Gov. Ron DeSantis' refusal Wednesday to say how he felt about a newly-filed abortion bill based on a widely-debated Texas law has national Democrats mocking him for equivocating.
"Governor Ron DeSantis pleads ignorance and refuses to say whether he would sign this latest attack because he knows his radical views are wildly out of touch with his constituents," Democratic National Committee spokesperson Adonna Biel said in a written statement. "Floridians deserve to know where DeSantis stands on this heinous and dangerous legislation. Though he might try to hide it, Democrats will continue to hold him, and all Republican officials, accountable for their all out-war on reproductive health care."

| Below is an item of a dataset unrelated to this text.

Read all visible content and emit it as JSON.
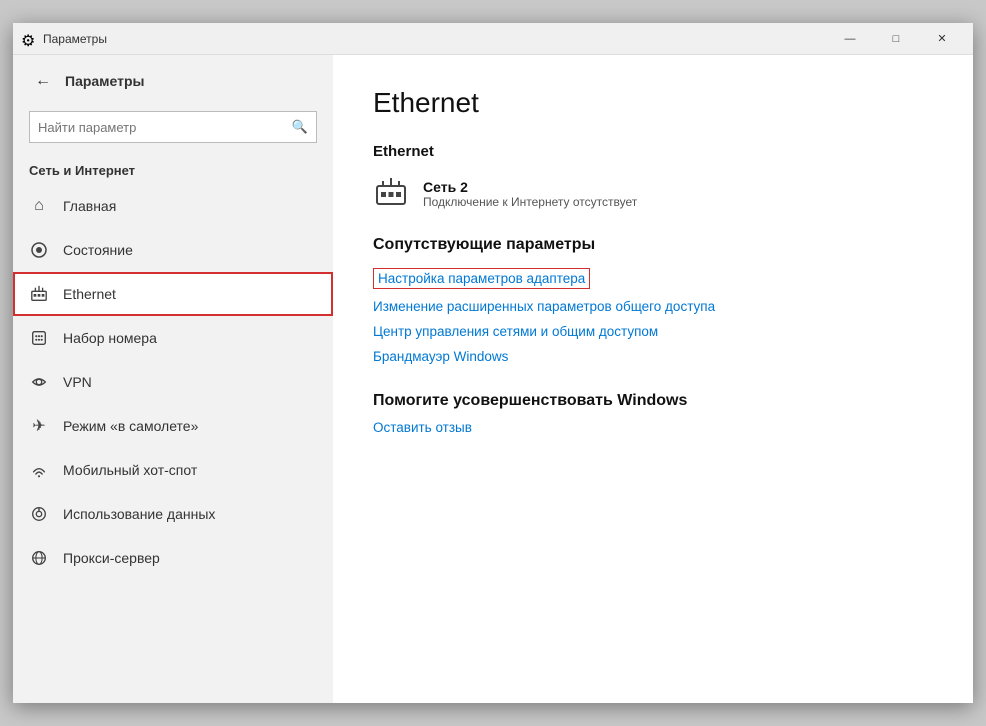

Biel was responding to the Governor's rambling, non-committal answer when he was asked Wednesday about House Bill 167, filed earlier that day by Debary Republican Rep. Webster Barnaby. HB 167, inspired by the recent Texas law that has been the center of national abortion debate for a month, would ban abortions if a fetal heartbeat is detected — which could ban abortions after about six weeks gestation, before a mother might even know she is pregnant — and put the onus on private individuals, not law enforcement, to enforce the law.
At a Kissimmee news conference Wednesday afternoon, DeSantis sounded unprepared to comment on Barnaby's bill. In response to one question, he stumbled through an effort to explain why the government should be regulating abortions, and then to another he declined to comment on the bill itself, saying he needed to read it first, while assuring journalists that, whatever the bill says, he is anti-abortion.
Numerous Democrats pounced quickly, including Democratic gubernatorial candidates U.S. Rep. Charlie Crist and Agriculture Commissioner Nikki Fried.
"This bill is dangerous, radical, and unconstitutional," Fried said in a statement.
The DNC made its entry into the Florida debate on Thursday.
"Despite overwhelming public support for access to safe and legal abortions, Republicans have continued their 50-year, unrelenting war on women's health and the freedom to make decisions about their own health care," Biel said. "Florida Republicans' efforts are just the latest example of gross political attempts by extremists to get involved in a decision made by a person and their health care provider."